Music » CD Reviews

Bright Eyes

I'm Wide Awake, It's Morning/Digital Ash in a Digital Urn (Saddle Creek)


There's a famous line uttered by Ethan Hawke's character in Reality Bites: "The only thing you have to be by the age of 23 is yourself." Winona Ryder's character Lelaina dutifully retorts, "Yeah, well, I'm not sure who that is anymore."

The musical equivalent of this dichotomy between self-assurance and insecurity just might be Bright Eyes. The Omaha group existed as an underground outlet for 24-year-old Conor Oberst's precocious musings until 2002's Lifted or the Story Is in the Soil Keep Your Ear to the Ground. A sprawling album brimming with jovially orchestrated campfire tunes, it sent Oberst rocketing into the world of New York Times profiles, saddled with the tag of being the MySpace generation's Dylan.

Based on its title, it would be an obvious conceit that Morning -- the first (and better) of two separate albums Bright Eyes is releasing -- represents a new beginning for Oberst's songwriting. But if anything, Morning is a retreat from the mythology created by the precious metaphors and overstuffed songs of Lifted -- i.e. , Oberst finding solace in the familiarity and simplicity that made his early recordings so searing.

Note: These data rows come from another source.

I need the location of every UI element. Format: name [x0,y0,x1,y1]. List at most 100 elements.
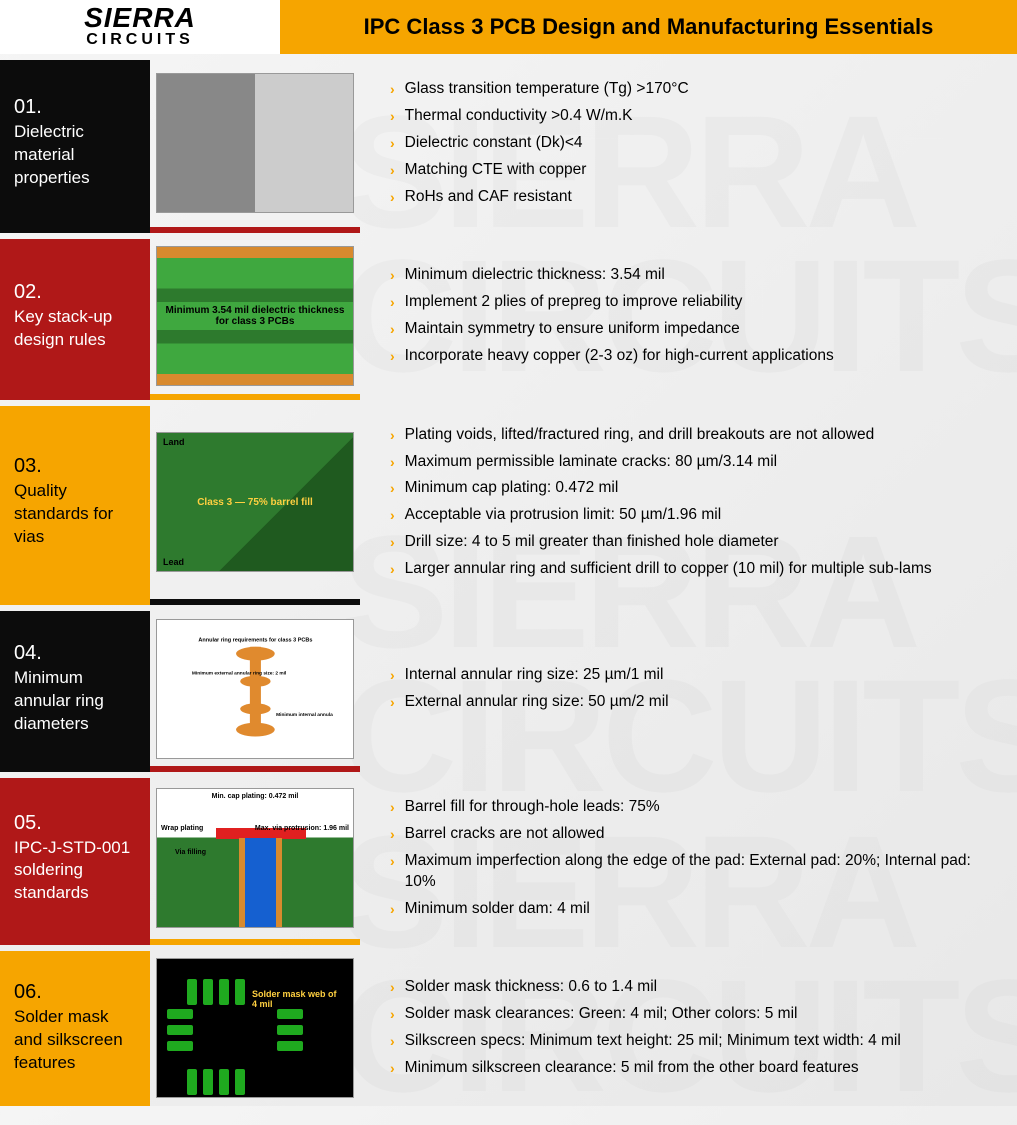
section-3: 03.Quality standards for viasClass 3 — 7… [0,406,1017,600]
bullet-item: ›Acceptable via protrusion limit: 50 µm/… [390,505,997,526]
bullet-text: Plating voids, lifted/fractured ring, an… [405,425,875,446]
section-4: 04.Minimum annular ring diameters Annular… [0,611,1017,766]
chevron-icon: › [390,667,395,683]
chevron-icon: › [390,534,395,550]
bullet-text: External annular ring size: 50 µm/2 mil [405,692,669,713]
chevron-icon: › [390,321,395,337]
bullet-item: › Solder mask clearances: Green: 4 mil; O… [390,1004,997,1025]
chevron-icon: › [390,135,395,151]
bullet-text: Glass transition temperature (Tg) >170°C [405,79,689,100]
section-label: 02.Key stack-up design rules [0,239,150,394]
divider-stripe [0,227,1017,233]
section-content: › Barrel fill for through-hole leads: 75%… [360,778,1017,939]
svg-text:Annular ring requirements for: Annular ring requirements for class 3 PC… [198,638,312,644]
bullet-text: Minimum cap plating: 0.472 mil [405,478,619,499]
illustration-placeholder: Min. cap plating: 0.472 milWrap platingV… [156,788,354,928]
bullet-text: Drill size: 4 to 5 mil greater than fini… [405,532,779,553]
bullet-item: ›RoHs and CAF resistant [390,187,997,208]
section-title: IPC-J-STD-001 soldering standards [14,837,136,906]
section-label: 01.Dielectric material properties [0,60,150,227]
chevron-icon: › [390,454,395,470]
svg-text:Minimum internal annular ring: Minimum internal annular ring size: 1 mi… [276,712,334,718]
bullet-item: ›Solder mask thickness: 0.6 to 1.4 mil [390,977,997,998]
bullet-text: Maximum imperfection along the edge of t… [405,851,997,893]
divider-stripe [0,939,1017,945]
bullet-item: › Dielectric constant (Dk)<4 [390,133,997,154]
illustration-placeholder: Solder mask web of 4 mil [156,958,354,1098]
bullet-item: › Barrel fill for through-hole leads: 75% [390,797,997,818]
section-illustration: Min. cap plating: 0.472 milWrap platingV… [150,778,360,939]
logo-top: SIERRA [84,5,196,30]
bullet-text: Thermal conductivity >0.4 W/m.K [405,106,633,127]
chevron-icon: › [390,480,395,496]
section-number: 01. [14,96,136,119]
section-label: 03.Quality standards for vias [0,406,150,600]
section-number: 05. [14,812,136,835]
section-illustration [150,60,360,227]
bullet-item: › Larger annular ring and sufficient dril… [390,559,997,580]
page-title: IPC Class 3 PCB Design and Manufacturing… [364,14,934,40]
section-label: 06.Solder mask and silkscreen features [0,951,150,1106]
illustration-placeholder: Class 3 — 75% barrel fillLandLead [156,432,354,572]
section-label: 04.Minimum annular ring diameters [0,611,150,766]
bullet-text: Dielectric constant (Dk)<4 [405,133,583,154]
section-content: ›Minimum dielectric thickness: 3.54 mil›… [360,239,1017,394]
chevron-icon: › [390,427,395,443]
bullet-text: Barrel fill for through-hole leads: 75% [405,797,660,818]
chevron-icon: › [390,108,395,124]
bullet-item: › Barrel cracks are not allowed [390,824,997,845]
chevron-icon: › [390,294,395,310]
header: SIERRA CIRCUITS IPC Class 3 PCB Design a… [0,0,1017,54]
bullet-text: Solder mask thickness: 0.6 to 1.4 mil [405,977,657,998]
section-title: Solder mask and silkscreen features [14,1006,136,1075]
bullet-item: ›Minimum dielectric thickness: 3.54 mil [390,265,997,286]
bullet-text: Barrel cracks are not allowed [405,824,605,845]
logo: SIERRA CIRCUITS [0,0,280,54]
section-number: 04. [14,642,136,665]
section-title: Quality standards for vias [14,480,136,549]
bullet-item: › Maximum imperfection along the edge of … [390,851,997,893]
section-content: ›Internal annular ring size: 25 µm/1 mil… [360,611,1017,766]
section-illustration: Minimum 3.54 mil dielectric thickness fo… [150,239,360,394]
chevron-icon: › [390,694,395,710]
chevron-icon: › [390,348,395,364]
bullet-text: Solder mask clearances: Green: 4 mil; Ot… [405,1004,798,1025]
divider-stripe [0,766,1017,772]
section-6: 06.Solder mask and silkscreen featuresSo… [0,951,1017,1106]
chevron-icon: › [390,799,395,815]
svg-text:Minimum external annular ring: Minimum external annular ring size: 2 mi… [192,671,286,677]
bullet-text: Matching CTE with copper [405,160,587,181]
divider-stripe [0,394,1017,400]
section-title: Minimum annular ring diameters [14,667,136,736]
divider-stripe [0,599,1017,605]
bullet-item: ›Minimum solder dam: 4 mil [390,899,997,920]
bullet-item: › Thermal conductivity >0.4 W/m.K [390,106,997,127]
chevron-icon: › [390,1033,395,1049]
chevron-icon: › [390,826,395,842]
bullet-item: ›Implement 2 plies of prepreg to improve… [390,292,997,313]
section-1: 01.Dielectric material properties › Glass … [0,60,1017,227]
bullet-item: ›Maintain symmetry to ensure uniform imp… [390,319,997,340]
bullet-text: Acceptable via protrusion limit: 50 µm/1… [405,505,721,526]
bullet-text: Incorporate heavy copper (2-3 oz) for hi… [405,346,834,367]
chevron-icon: › [390,561,395,577]
chevron-icon: › [390,189,395,205]
logo-bottom: CIRCUITS [86,31,194,49]
section-content: › Plating voids, lifted/fractured ring, a… [360,406,1017,600]
bullet-text: Silkscreen specs: Minimum text height: 2… [405,1031,901,1052]
illustration-placeholder: Annular ring requirements for class 3 PC… [156,619,354,759]
chevron-icon: › [390,1006,395,1022]
chevron-icon: › [390,81,395,97]
section-title: Dielectric material properties [14,121,136,190]
chevron-icon: › [390,901,395,917]
bullet-item: › External annular ring size: 50 µm/2 mil [390,692,997,713]
section-illustration: Annular ring requirements for class 3 PC… [150,611,360,766]
bullet-text: Larger annular ring and sufficient drill… [405,559,932,580]
section-5: 05.IPC-J-STD-001 soldering standards Min.… [0,778,1017,939]
section-number: 02. [14,281,136,304]
bullet-item: ›Internal annular ring size: 25 µm/1 mil [390,665,997,686]
chevron-icon: › [390,853,395,869]
section-illustration: Class 3 — 75% barrel fillLandLead [150,406,360,600]
section-title: Key stack-up design rules [14,306,136,352]
bullet-text: Minimum dielectric thickness: 3.54 mil [405,265,665,286]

This translates into an affecting album rooted in folksy alt-country. While no less lush in spots than Lifted -- courtesy of trumpets, keyboards, and big group sing-alongs -- Morning feels more intimate and less crowded. Sedate pedal steel and mandolin bend around acoustic guitar here and there, and Emmylou Harris adds her majestic twang to three songs, including the Gillian Welchlike "Land Locked Blues."

Ash, in contrast, mixes guitar strums with dizzy new wave, colored by melodramatic strings, computerized splotches, and programmed bloops. On the New Order-style character sketch "Light Pollution," this charming electronic bustle works; the stuttering-beat ramble "Arc of Time," however, is interminable.

The immediacy and personal connection afforded by Morning's warm instrumentation are lacking on Ash -- due not only to weaker songs, but in the way Oberst allows sonics to undermine the strength of his thoughts. Even when trying to reconcile swagger with uncertainty -- as when he shyly offers such lines as "I mean, I really think you like me" -- there is real power in the way he's confident enough to acknowledge and embrace his "Aw, shucks" vulnerability.